По этим городам проходит полоса не отчуждения, но отреченья. Разреженная гарь в осеннем небе за медленной рекой плывёт на север. Темнеет рано, и октябрь бесшумно сжигает виноградники в долине, где торжествует осень Нибелунгов. Под лёгкой пеной плещущей сонаты смертельно тлеет слой пивного сусла. Осела гарь, невидима и вечна. Гнилые зубы одиноких башен оскалом возвещают о победе, и тени смотрят из сырых провалов. А мы, как соглядатаи, следим из маленькой таверны, что напротив, за толпами туристов из центральных, холодных, аккуратных, чистых штатов, что в клетчатых штанах бредут по замкам, торчащим, как значки на крупной карте по радиальной зоне разворота гвардейских дымных танковых дивизий, рассеянной по городам и весям, давно бездомной Южной группы войск.

Майами

Пластик пальм.
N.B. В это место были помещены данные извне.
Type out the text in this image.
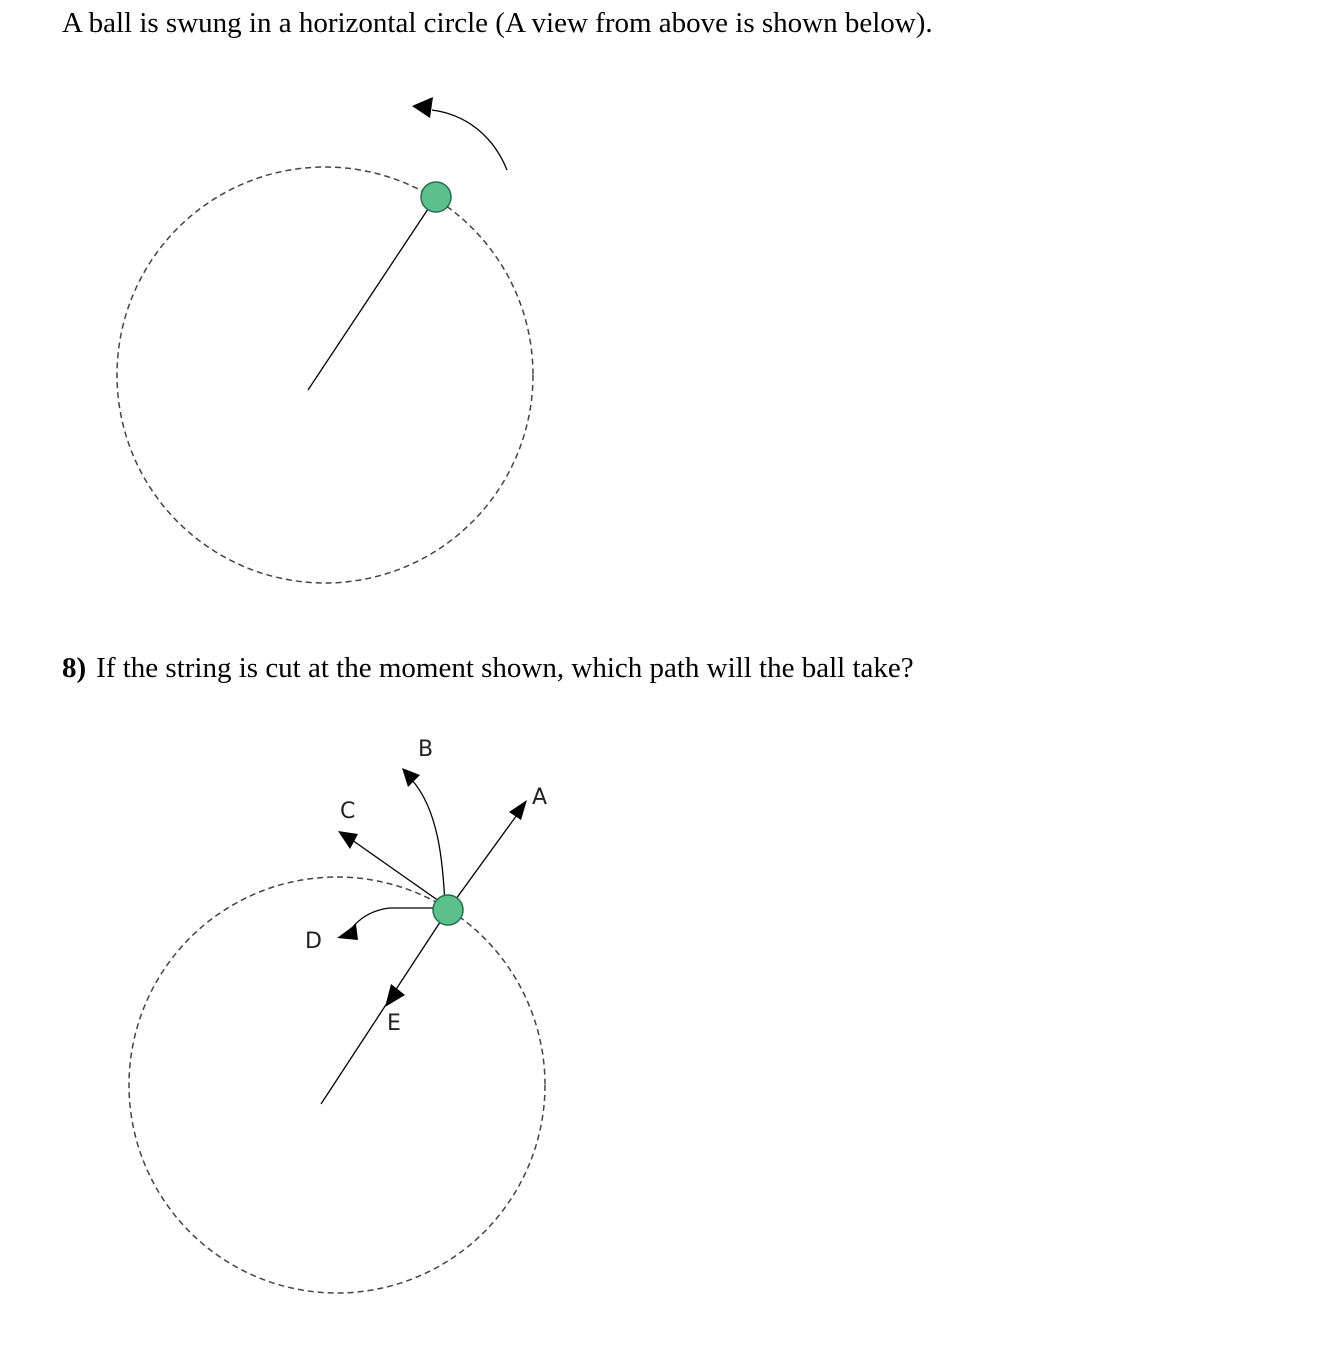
A ball is swung in a horizontal circle (A view from above is shown below).

8) If the string is cut at the moment shown, which path will the ball take?

A
B
C
D
E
Арт-деко тарелки неба. Зубчатый берег, расчерченный в перископе подлодки. Это – субтропики, волновое безумье прибоя. В белых штанах джентльмены удачи встречаются редко, всё больше на яхтах. Изжога курортного сброда, биваки ортодоксов у хлорной лагуны бассейна. Сколько уже поколений бредут из Египта? В прохладных стерильных коробках гнездятся колена. «Радио Марти» трубит в свои ржавые трубы, но ароматны «Кохиба», «Корона», вообще контрабанда. Татуированы торсы, проколоты губы, но вечерами в Майами, как на Мид-Весте, безлюдно. Всюду растут метастазы торговых империй, и доживают свой век хиппари и жертвы фашизма, голуби спида воркуют, потеют хасиды, спят на верандах с погасшей сигарой солдаты Батисты. Над Гуантанамо невероятна погода, там истекает голодным желаньем Гавана. А на Ки-Вест по-испански болтает команда. В этих искрящихся водах, в дали океана без предупрежденья огонь открывает береговая охрана.

Северный Мэйн

За Бангором длятся перегоны, как радиоволны, за границу. А оттуда пахнет хвойным лесом и эспрессо, и «Наполеоном». Пробегают к гибели олени. Голубика виснет, словно Кольский. Все плывёт на фоне бледно-синем — ткань мазков глубоких, но не резких. Брошенные лесоразработки, домик Легиона в паутине. Шоферюги пьют, как в Мончегорске, у костров – и поджигают шины. Tлен. В ничьих садах дичают души, глубина амбаров пахнет гнилью. Сыпятся бобровые плотины, и грохочет лесовоз всё реже. «Дизель», «Субмарины» и «Оружье», [2] перекрёсток, лавка и шлагбаум. Дальше от дороги гул всё глуше, тише будет в доме деревянном. Выйдешь: осень с выдохом морозным. Чудится, что Фрост хрустит в лесу, бормочет.

2

«Дизель», «Субмарины» и «Оружье» – вывески магазинов. «Субмариной» американцы называют очень большой, длинный бутерброд.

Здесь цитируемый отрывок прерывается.